Following a series of intensified attacks by both sides that have complicated the peace process, the Revolutionary Armed Forces of Colombia, or FARC, said it will halt hostilities as of July 20.
“We came to Cuba to achieve a peace accord, to put an end to a war that has gone on for more than half a century,” said a rebel leader who was born Luciano Marin Arango and goes by the nom de guerre Ivan Marquez.
“Nothing would please us more than definitively ending the confrontation,” he said in Havana, reading from a rebel statement.
The guerrillas said they were responding to a call for restraint by both sides that was issued the previous day by Cuba and Norway, which are helping facilitate the negotiations in Havana.
Colombian President Juan Manuel Santos responded with a tweet saying, “We value the unilateral cease-fire gesture by the FARC but more is needed, above all concrete commitments to accelerate negotiations.”

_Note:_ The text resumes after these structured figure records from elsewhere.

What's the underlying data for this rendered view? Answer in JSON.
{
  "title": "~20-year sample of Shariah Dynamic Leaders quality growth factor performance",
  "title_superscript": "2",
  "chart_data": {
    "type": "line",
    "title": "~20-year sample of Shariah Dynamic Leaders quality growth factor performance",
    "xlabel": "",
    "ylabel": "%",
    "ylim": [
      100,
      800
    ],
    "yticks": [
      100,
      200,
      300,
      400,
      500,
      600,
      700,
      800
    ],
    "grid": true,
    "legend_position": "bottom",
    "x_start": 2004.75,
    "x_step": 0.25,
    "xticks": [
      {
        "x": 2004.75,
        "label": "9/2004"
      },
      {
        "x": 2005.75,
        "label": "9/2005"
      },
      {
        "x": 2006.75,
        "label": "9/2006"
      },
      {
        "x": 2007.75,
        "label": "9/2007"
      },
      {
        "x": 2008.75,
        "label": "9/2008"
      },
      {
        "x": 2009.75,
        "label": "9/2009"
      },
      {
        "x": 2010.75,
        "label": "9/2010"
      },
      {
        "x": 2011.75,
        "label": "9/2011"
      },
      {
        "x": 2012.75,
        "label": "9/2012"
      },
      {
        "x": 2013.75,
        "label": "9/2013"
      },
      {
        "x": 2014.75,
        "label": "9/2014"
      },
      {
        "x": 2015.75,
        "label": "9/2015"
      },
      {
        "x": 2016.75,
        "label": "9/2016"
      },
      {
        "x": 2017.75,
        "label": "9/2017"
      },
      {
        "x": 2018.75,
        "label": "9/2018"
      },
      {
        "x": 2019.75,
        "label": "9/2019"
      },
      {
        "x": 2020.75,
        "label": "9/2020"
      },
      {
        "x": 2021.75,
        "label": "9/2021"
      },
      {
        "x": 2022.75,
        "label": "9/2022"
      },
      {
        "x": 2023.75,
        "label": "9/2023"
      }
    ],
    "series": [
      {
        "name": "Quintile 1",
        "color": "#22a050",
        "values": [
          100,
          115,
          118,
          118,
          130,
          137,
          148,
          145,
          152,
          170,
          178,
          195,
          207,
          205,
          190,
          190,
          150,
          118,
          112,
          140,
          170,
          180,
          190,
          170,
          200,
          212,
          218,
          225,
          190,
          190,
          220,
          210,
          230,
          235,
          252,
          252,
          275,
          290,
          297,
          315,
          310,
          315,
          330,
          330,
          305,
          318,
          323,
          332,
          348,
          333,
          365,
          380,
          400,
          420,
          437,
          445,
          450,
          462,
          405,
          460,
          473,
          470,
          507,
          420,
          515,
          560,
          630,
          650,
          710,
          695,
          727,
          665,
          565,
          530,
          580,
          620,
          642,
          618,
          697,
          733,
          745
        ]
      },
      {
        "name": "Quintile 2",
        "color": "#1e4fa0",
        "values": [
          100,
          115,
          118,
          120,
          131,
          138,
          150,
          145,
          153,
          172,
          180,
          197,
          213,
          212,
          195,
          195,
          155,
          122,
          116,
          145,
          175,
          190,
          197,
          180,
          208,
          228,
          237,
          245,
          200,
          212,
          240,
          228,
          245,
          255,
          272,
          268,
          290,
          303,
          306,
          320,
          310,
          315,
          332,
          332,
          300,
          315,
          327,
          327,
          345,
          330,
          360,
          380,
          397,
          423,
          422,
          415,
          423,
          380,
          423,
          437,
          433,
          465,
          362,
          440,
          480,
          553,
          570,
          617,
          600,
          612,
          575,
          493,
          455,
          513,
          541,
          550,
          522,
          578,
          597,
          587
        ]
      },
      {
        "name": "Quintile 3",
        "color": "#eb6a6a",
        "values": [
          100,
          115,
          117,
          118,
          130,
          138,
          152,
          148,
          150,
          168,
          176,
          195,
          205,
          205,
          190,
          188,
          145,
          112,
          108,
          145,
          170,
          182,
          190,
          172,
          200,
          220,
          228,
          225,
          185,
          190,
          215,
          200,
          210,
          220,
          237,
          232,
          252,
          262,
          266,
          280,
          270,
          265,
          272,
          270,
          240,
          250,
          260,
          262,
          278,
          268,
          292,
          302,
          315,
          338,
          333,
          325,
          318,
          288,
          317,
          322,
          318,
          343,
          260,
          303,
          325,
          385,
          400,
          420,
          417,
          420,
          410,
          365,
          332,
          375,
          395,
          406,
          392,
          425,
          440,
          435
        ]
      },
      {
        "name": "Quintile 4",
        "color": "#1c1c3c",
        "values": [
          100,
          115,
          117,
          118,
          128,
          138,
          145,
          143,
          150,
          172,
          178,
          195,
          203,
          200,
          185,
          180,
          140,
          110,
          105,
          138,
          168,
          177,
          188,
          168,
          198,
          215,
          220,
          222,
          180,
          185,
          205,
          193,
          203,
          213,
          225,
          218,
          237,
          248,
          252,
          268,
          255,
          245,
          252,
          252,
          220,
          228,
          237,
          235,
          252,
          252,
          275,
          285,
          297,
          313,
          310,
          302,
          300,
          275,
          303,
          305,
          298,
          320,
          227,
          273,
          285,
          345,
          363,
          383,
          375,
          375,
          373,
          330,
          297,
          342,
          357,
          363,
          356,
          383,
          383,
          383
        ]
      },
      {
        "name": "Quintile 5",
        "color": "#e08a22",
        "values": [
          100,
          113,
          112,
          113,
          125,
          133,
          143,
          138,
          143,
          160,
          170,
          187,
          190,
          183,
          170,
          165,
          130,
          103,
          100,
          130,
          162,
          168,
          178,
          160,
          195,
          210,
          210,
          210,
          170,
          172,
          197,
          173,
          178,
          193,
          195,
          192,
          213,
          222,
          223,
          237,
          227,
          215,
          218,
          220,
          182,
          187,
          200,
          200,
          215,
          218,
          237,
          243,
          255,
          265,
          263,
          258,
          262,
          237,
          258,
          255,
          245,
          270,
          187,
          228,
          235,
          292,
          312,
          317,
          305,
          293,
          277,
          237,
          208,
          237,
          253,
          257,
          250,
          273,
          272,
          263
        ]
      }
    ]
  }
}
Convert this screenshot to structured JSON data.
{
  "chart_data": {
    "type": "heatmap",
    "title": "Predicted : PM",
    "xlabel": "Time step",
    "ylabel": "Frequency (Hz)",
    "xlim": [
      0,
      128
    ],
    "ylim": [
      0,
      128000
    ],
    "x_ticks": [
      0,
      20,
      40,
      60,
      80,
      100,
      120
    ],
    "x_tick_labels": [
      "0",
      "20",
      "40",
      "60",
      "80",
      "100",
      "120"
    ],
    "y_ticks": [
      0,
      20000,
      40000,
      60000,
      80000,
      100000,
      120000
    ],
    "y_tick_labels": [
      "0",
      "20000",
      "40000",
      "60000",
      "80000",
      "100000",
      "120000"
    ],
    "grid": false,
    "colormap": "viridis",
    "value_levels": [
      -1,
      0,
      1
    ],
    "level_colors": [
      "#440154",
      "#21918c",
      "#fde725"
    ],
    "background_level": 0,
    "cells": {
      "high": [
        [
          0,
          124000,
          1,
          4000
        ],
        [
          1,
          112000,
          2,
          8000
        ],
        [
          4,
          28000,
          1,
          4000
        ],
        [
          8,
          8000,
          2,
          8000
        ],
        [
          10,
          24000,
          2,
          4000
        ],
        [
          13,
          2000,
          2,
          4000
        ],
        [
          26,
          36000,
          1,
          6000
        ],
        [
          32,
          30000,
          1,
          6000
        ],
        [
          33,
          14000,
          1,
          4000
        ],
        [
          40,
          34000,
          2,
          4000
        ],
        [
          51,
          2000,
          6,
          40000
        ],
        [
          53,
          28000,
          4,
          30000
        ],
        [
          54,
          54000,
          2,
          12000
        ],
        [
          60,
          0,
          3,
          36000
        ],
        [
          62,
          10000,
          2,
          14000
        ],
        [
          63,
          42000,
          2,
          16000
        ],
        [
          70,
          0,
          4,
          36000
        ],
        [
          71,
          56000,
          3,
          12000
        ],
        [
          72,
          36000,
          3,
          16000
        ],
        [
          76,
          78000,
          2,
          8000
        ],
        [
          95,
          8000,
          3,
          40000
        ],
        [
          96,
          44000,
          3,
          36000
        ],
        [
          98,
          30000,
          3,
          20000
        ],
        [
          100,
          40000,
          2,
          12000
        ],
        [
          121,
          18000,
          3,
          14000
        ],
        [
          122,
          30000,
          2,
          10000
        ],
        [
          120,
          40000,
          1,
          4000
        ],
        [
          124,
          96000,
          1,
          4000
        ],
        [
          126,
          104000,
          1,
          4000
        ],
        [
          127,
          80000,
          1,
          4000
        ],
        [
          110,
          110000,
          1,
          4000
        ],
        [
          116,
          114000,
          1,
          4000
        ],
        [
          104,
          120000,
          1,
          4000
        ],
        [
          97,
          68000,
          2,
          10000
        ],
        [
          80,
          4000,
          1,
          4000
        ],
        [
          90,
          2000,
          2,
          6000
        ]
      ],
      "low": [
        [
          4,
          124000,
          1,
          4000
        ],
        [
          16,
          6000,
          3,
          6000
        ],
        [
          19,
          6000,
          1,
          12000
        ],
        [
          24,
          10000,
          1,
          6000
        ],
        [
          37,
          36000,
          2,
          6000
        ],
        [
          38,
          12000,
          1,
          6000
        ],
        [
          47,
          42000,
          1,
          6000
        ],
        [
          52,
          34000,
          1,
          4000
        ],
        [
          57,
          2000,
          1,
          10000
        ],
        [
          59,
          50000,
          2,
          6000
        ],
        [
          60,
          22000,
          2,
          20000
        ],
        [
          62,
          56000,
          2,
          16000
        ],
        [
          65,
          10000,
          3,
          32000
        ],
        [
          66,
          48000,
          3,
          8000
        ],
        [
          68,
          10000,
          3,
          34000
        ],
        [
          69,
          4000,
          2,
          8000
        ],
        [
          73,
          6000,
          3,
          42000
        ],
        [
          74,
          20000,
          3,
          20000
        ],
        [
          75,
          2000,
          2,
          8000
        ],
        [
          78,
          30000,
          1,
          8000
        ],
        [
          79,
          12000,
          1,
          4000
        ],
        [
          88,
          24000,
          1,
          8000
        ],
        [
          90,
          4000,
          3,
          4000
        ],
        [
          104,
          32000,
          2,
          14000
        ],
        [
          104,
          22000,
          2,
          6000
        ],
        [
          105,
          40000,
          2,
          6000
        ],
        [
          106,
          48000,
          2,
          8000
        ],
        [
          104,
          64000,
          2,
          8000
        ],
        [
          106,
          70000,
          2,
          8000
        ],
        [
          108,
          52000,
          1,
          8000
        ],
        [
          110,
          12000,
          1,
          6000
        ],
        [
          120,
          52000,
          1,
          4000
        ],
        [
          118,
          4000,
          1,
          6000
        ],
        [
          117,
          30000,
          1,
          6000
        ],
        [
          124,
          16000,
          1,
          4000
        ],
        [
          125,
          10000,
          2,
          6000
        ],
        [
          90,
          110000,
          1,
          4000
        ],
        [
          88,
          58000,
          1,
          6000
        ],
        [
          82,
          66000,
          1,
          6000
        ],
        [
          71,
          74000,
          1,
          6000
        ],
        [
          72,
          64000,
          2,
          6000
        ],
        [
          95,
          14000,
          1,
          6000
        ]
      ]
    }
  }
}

On May 22, the FARC lifted a unilateral cease-fire that had been in place since December, after government troops bombed a guerrilla camp.
Since then, at least 22 members of the security forces and 14 rebels have been killed.
Government and FARC negotiators have been holding peace talks in a western Havana convention center since late 2012.
So far, agreements have been reached on three of the six agenda points. Discussions currently center on reparations for victims of the conflict.